What the heck does any of this have to do with Mother’s Day or grief? Well, I guess because at the end of the day, I still feel alone. I still feel like I am not doing enough as a mother. I am still trying to find the balance of being a great mom and not losing the very essence of who I am at my core in the midst of this journey. I am still learning so much about what healthy parenting entails, and I am grieving the fact that I have no family, friends nearby or really any support as I navigate so much all at once. I am not in a celebrating mood for today. I love and adore my kids, and I am proud to be their mom. However, I also wish I could hit some ‘restart’ button and get a do-over so that they wouldn’t have had to go through tough stuff due the messiness of me healing my wounds, the split between their dad and I, and other factors thrown into the mix.
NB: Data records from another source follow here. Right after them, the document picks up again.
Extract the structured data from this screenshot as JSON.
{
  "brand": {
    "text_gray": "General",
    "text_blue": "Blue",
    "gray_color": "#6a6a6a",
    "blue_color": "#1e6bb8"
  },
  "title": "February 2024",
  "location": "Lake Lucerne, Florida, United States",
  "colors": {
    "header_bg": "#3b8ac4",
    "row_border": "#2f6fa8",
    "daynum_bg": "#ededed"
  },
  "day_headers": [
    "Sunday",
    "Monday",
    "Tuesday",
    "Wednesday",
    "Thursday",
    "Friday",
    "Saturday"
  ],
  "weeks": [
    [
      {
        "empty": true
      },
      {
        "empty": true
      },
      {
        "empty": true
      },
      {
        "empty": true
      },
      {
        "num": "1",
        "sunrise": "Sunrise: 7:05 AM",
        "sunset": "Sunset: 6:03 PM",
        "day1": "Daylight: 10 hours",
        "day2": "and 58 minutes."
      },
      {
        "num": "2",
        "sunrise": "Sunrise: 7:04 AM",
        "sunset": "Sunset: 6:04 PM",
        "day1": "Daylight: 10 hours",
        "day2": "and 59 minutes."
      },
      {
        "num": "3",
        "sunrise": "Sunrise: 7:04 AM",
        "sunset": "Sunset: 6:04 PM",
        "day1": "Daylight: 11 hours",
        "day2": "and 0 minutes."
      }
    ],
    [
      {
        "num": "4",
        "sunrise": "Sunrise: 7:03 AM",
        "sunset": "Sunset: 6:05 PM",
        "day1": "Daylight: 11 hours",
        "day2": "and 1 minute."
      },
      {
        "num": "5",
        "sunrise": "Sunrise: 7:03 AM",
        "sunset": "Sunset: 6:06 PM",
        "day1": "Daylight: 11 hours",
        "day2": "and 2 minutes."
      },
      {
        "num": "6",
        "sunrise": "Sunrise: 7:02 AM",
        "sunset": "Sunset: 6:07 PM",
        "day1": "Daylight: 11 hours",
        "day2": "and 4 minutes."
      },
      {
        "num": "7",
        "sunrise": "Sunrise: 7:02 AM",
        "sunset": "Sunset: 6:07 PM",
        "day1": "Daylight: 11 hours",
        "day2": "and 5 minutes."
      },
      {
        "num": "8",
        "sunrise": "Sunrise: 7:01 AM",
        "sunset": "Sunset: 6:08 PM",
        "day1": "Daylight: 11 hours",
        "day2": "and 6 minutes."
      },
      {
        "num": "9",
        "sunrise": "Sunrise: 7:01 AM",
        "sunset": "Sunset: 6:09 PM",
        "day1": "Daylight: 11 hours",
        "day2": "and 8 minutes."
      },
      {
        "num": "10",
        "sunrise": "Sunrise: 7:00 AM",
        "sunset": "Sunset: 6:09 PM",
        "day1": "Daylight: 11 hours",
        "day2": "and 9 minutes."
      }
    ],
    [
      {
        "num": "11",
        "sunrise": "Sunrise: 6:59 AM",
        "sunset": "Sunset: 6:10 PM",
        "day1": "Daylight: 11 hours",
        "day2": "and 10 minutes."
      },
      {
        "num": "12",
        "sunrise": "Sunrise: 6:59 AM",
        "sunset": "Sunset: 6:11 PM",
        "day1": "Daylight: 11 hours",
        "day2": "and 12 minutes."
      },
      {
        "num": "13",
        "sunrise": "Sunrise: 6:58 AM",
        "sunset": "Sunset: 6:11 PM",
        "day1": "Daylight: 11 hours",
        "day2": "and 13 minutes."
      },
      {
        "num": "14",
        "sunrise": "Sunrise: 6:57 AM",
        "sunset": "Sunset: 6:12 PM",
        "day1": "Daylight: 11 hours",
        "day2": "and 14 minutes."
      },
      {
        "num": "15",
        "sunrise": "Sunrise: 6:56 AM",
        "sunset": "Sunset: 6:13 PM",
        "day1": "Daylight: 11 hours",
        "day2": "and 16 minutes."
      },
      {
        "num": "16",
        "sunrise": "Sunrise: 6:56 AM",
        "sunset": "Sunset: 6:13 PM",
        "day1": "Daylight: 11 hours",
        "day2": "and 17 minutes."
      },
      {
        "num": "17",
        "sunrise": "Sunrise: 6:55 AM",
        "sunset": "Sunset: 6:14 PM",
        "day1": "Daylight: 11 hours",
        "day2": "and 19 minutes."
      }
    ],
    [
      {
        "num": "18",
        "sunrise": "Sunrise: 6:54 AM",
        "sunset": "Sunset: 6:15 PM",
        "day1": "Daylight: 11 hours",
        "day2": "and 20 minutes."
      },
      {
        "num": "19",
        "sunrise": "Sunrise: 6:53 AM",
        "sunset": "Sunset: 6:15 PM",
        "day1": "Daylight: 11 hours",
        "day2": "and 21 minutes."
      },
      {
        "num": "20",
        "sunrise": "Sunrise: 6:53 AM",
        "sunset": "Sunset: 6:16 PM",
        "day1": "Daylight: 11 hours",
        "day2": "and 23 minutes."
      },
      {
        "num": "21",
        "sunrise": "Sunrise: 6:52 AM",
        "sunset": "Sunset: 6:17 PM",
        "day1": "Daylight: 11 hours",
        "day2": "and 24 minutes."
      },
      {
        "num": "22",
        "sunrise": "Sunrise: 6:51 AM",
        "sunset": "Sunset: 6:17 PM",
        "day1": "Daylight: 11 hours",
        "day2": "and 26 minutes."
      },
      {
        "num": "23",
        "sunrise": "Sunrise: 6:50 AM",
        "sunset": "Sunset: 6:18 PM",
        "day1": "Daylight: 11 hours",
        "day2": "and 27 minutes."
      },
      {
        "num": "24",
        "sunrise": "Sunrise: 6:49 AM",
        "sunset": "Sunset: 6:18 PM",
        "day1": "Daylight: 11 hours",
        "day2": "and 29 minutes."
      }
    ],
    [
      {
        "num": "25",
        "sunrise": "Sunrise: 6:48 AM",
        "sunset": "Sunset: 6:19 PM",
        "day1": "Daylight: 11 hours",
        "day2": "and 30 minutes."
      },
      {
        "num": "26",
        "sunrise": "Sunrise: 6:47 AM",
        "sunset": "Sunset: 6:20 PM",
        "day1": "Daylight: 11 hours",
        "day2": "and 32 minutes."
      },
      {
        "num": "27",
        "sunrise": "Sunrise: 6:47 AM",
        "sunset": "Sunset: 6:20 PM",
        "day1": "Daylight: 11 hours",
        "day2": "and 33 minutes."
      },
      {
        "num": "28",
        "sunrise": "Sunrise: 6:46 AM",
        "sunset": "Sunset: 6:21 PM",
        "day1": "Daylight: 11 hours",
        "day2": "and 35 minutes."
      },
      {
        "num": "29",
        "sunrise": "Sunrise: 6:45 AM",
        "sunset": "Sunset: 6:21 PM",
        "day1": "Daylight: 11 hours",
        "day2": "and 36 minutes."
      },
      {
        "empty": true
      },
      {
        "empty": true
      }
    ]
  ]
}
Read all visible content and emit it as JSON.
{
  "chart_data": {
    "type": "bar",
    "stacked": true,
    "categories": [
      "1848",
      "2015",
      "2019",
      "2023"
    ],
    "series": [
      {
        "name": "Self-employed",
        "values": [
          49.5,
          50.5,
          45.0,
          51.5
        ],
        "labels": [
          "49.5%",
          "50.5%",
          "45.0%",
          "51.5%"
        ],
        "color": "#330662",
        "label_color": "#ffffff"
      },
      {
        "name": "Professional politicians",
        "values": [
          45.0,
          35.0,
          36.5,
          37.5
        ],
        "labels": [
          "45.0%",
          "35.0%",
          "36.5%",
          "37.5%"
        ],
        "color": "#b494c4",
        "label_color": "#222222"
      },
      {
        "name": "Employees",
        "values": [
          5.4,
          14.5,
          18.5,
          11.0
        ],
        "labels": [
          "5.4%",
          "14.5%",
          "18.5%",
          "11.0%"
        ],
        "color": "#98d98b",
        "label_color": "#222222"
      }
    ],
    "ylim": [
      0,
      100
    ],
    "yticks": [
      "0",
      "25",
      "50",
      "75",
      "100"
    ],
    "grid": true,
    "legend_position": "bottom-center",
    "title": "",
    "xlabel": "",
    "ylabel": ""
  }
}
I struggle with the pressure of being everything to my kids that my parents never were to me. Because I did that for years, and it literally almost killed me. I entered into such a lowly place thanks to anxiety and depression, getting out of bed often felt like a cruel joke. But I did grit my teeth and put on my smile and pretend that all was well even when it was anything BUT that. So I am sitting today with the discomfort of what it means to be a mom without a mom, to be a mom in the midst of my stuff, how can I show up better for my kids AND also for myself, and a myriad of a million other thoughts swirling through my mind. There is no going around this stuff. There is no linear path either. I express gratitude for the good times with my mother and grandmothers while grieving the terrible moments too, which were many. And that’s okay.
Perhaps none of my thoughts make sense right now. I am okay with that. It’s basically a random vomit of whatever thrown into words, and I am sitting with this as well. I don’t have to be perfect. I don’t always have to have it all together. I do get to be human in the midst of having various roles such as ‘mom,’ and these may and perhaps do collide sometimes. I am me. I am on this journey of discovering who I am and how to navigate life through the absolutes such as now being a mom alongside the many uncertainties that are staring me in the face. There is beauty in the pain, beauty in the joy, beauty in the grief. Not one is greater or more significant than the other. They all have their rightful place, and I am learning to come to peace with just that.